Убежав на кухню, Зина с рвущимся из груди сердцем дожидалась, пока Алан покинет ресторан.
– Ты что? Прячешься, что ли? – спросила Зоя новую приятельницу.
– Да, так... – ушла от ответа Зина.
– Я видела, ты обслуживала столик с жокеями, – сказала Зоя, – с ними поосторожнее. Знаешь, какие они ушлые.
– А у меня и в мыслях ничего такого нет, – пробовала отнекиваться Зина.
– Ладно уж, «ничего такого», – хитровато улыбнулась официантка, – а чего у самой щёки-то горят?
Зина не стала спорить, но оставшее время до конца смены мысли её были заняты Аланом, а вечером она натолкнулась на него у входа в метро.
– Пойдём прогуляемся по Москве, – без предисловий предложил новый знакомый.
– Что ты ко мне цепляешься? Московских девчонок не хватает? – с напускной заносчивостью возразила Зина.
– А ты мне больше приглянулась, – парировал ухажор, – к тому же я сам не москвич и в столице недавно. Живу в общежитии, а ты где?
– А тебе не всё равно?
Ответ не слишком вежлив, но Алан решил объясниться:
– Если я тебя чем-то обидел там в ресторане, то прости. Не хотел. Только не надо так со мной разговаривать. Или тебе нужен москвич, осетином брезгуешь?
– Причём здесь это? Просто ты очень резвый – с места в карьер, как на своей лошади, – усмехнулась Зина.
Собеседник чуточку поморщился:
– Ну, во-первых, не лошадь, а конь, потому что конь – крылья джигита. А во-вторых, я такой, как ты сказала, «резвый» от природы.
Секунду подумав, джигит завершил мысль:
– Темперамент такой.
Темперамент для кавалера первое дело, тут уж не возразить, не отмахнуться, и Зина согласилась прогуляться.
Алан был весел, как ребёнок, горяч и нетерпеливо нежен. Он рассказывал много занимательных историй, анекдотов, с ним было легко. Обжигающий взгляд влюбчивого юноши обещал, манил, и мысли девушки закружились хороводом вокруг занимающегося алою зарёю счастья. Иногда, правда, голова прояснялась и тогда Зина видела себя мухой, несущейся в липкую паутину, выбраться из которой будет трудновато, но долго сопротивляться набегавшему волнами чувству не хватало опыта. Молодые люди стали всё чаще проводить свободные вечера вместе. На свиданиях Алан, влюблённо глядя на девушку, проникновенным голосом выводил свои соловьиные трели, причём так увлечённо, что Зине в эти моменты безумно хотелось собственного гнёздышка.

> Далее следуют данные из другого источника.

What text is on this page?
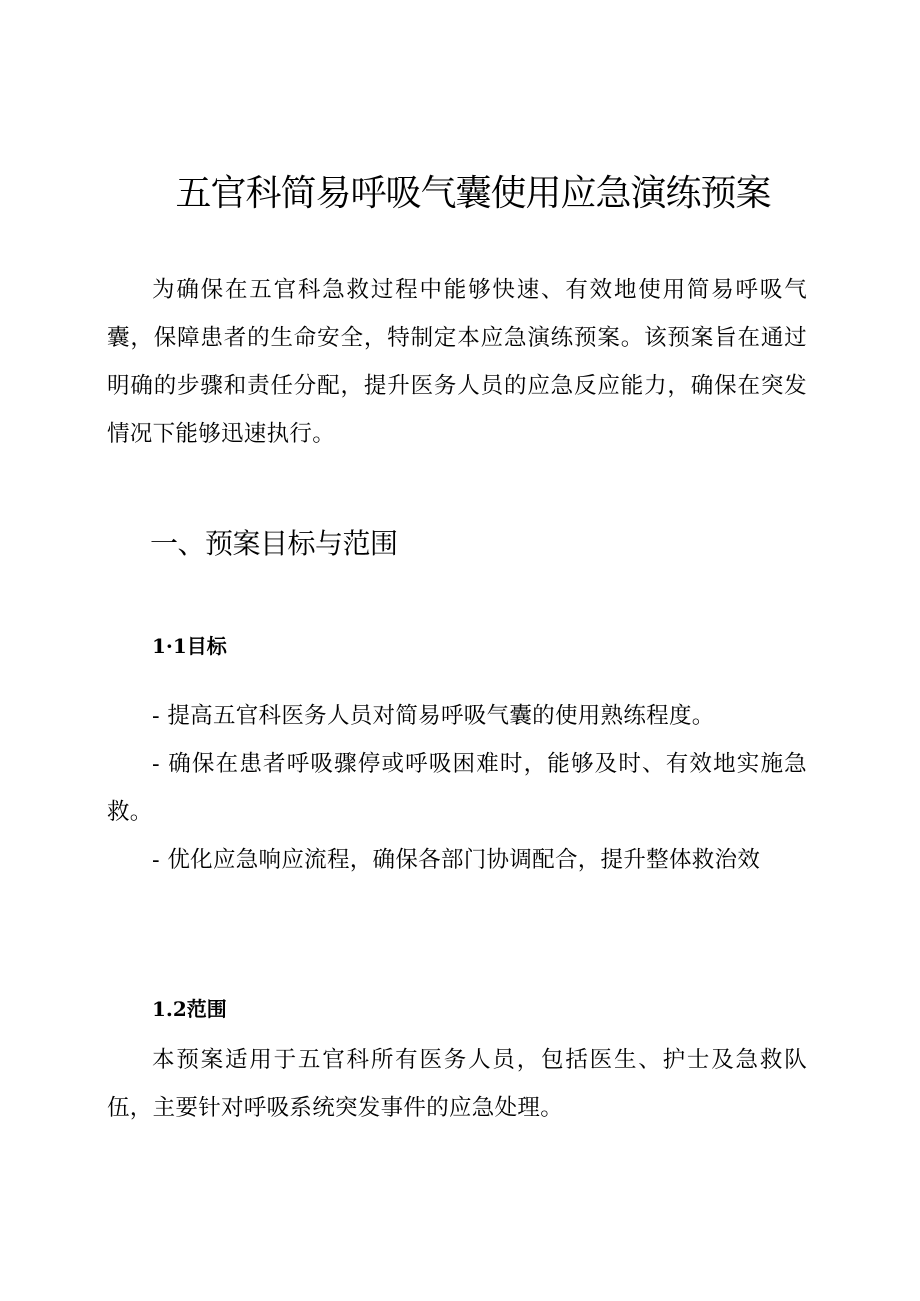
五官科简易呼吸气囊使用应急演练预案

为确保在五官科急救过程中能够快速、有效地使用简易呼吸气囊，保障患者的生命安全，特制定本应急演练预案。该预案旨在通过明确的步骤和责任分配，提升医务人员的应急反应能力，确保在突发情况下能够迅速执行。

一、预案目标与范围
1·1目标

- 提高五官科医务人员对简易呼吸气囊的使用熟练程度。

- 确保在患者呼吸骤停或呼吸困难时，能够及时、有效地实施急救。

- 优化应急响应流程，确保各部门协调配合，提升整体救治效

1.2范围

本预案适用于五官科所有医务人员，包括医生、护士及急救队伍，主要针对呼吸系统突发事件的应急处理。
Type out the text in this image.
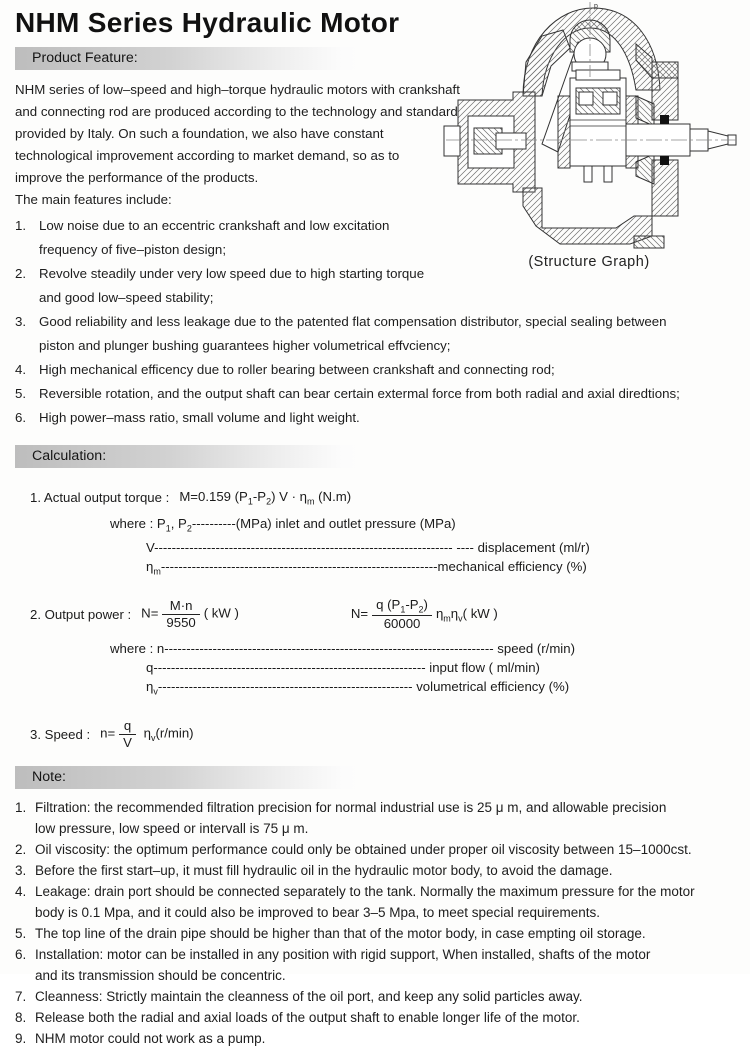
p
(Structure Graph)
NHM Series Hydraulic Motor
Product Feature:
NHM series of low–speed and high–torque hydraulic motors with crankshaft
and connecting rod are produced according to the technology and standard
provided by Italy. On such a foundation, we also have constant
technological improvement according to market demand, so as to
improve the performance of the products.
The main features include:
1. Low noise due to an eccentric crankshaft and low excitation
frequency of five–piston design;
2. Revolve steadily under very low speed due to high starting torque
and good low–speed stability;
3. Good reliability and less leakage due to the patented flat compensation distributor, special sealing between
piston and plunger bushing guarantees higher volumetrical effvciency;
4. High mechanical efficency due to roller bearing between crankshaft and connecting rod;
5. Reversible rotation, and the output shaft can bear certain extermal force from both radial and axial diredtions;
6. High power–mass ratio, small volume and light weight.
Calculation:
1. Actual output torque : M=0.159 $(P_1-P_2) V \cdot \eta_m$ (N.m)
where : $P_1$, $P_2----------(MPa)$ inlet and outlet pressure (MPa)
V-------------------------------------------------------------------- ---- displacement (ml/r)
$\eta_m--------------------------------------------------------------$-mechanical efficiency (%)
2. Output power : $N= \frac{M\cdot n}{9550}$ ( kW )	$N= \frac{q (P_1-P_2)}{60000} \eta_m\eta_v$( kW )
where : n--------------------------------------------------------------------------- speed (r/min)
q-------------------------------------------------------------- input flow ( ml/min)
$\eta_v----------------------------------------------------------$ volumetrical efficiency (%)
3. Speed : $n= \frac{q}{V} \eta_v(r/\min)$
Note:
1. Filtration: the recommended filtration precision for normal industrial use is 25 μ m, and allowable precision
low pressure, low speed or intervall is 75 μ m.
2. Oil viscosity: the optimum performance could only be obtained under proper oil viscosity between 15–1000cst.
3. Before the first start–up, it must fill hydraulic oil in the hydraulic motor body, to avoid the damage.
4. Leakage: drain port should be connected separately to the tank. Normally the maximum pressure for the motor
body is 0.1 Mpa, and it could also be improved to bear 3–5 Mpa, to meet special requirements.
5. The top line of the drain pipe should be higher than that of the motor body, in case empting oil storage.
6. Installation: motor can be installed in any position with rigid support, When installed, shafts of the motor
and its transmission should be concentric.
7. Cleanness: Strictly maintain the cleanness of the oil port, and keep any solid particles away.
8. Release both the radial and axial loads of the output shaft to enable longer life of the motor.
9. NHM motor could not work as a pump.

Однажды после скачек Алан пригласил Зину в ресторан, в котором засиделись допоздна. Громко играла музыка, шампанское туманило сознание, а в жокее проснулся гусар, жгучие угольки глаз которого, разгораясь, освещали всю глубину его страсти. Теряющая голову девушка в танце льнула к кавалеру, беспричинно смеялась, не замечала, как постепенно попадает под власть пробуждающегося, незнакомого ранее желания.
В тот памятный вечер Алан увязался провожать Зину домой. Они едва успели на последнюю электричку и когда вышли на нужной остановке, шёл второй час ночи. Здесь воздух был чище, чем в Москве, не так резко отдавало гарью торфяных болот. Опустившаяся на землю прохлада приятно освежала, бодрила, но не возвращала Зининым мыслям былой ясности. Откуда же ей взяться, когда девичью талию согревала рука вышагивающего рядом джигита. К дому подошли молча, в полной темноте, – фонари, как всегда, не работали. В беспредельной глубине неба мерцали холодными огоньками звёзды. Посёлок спал. Только шорох крыльев и попискивание летучих мышей нарушали покой почти белой ночи, да ещё изредка сквозь тишину дремлющей природы прорывался вой дерущихся котов. В нерешительности потоптавшись у калитки, Зина пригласила «провожатого» в дом, объяснив заспанной матери, что до утра далеко, электрички не ходят, а ночевать молодому человеку негде, поскольку тот не местный. Надежда Кузьминична отнеслась с пониманием к сложившейся ситуации, молча провела ночного визитёра в комнату, указала на кровать с железными спинками и ушла досыпать.
Раннее утро застало Зину в смятой постели рядом с Аланом. Спустившись с небес на землю, объятая ужасом предстоящего объяснения с матерью, грешница спрятала лицо во внезапно вспотевшие ладони и горько разрыдалась. Однако Надежда Кузьминична восприняла случившееся на удивление спокойно тем более, что намерения Алана оказались самыми серьёзными. Конечно, со свадьбой не поспешишь, – невеста ещё не достигла восемнадцатилетнего возраста. Тем не менее, cоблюсти условности было делом чести, и Надежда Кузьминична забегала по знакомым. Разве могла мать, горящая желанием, пристроить чадо, предположить, что выправленная подслащённой рукой липовая справка о беременности, приведёт дочь к страшной трагедии.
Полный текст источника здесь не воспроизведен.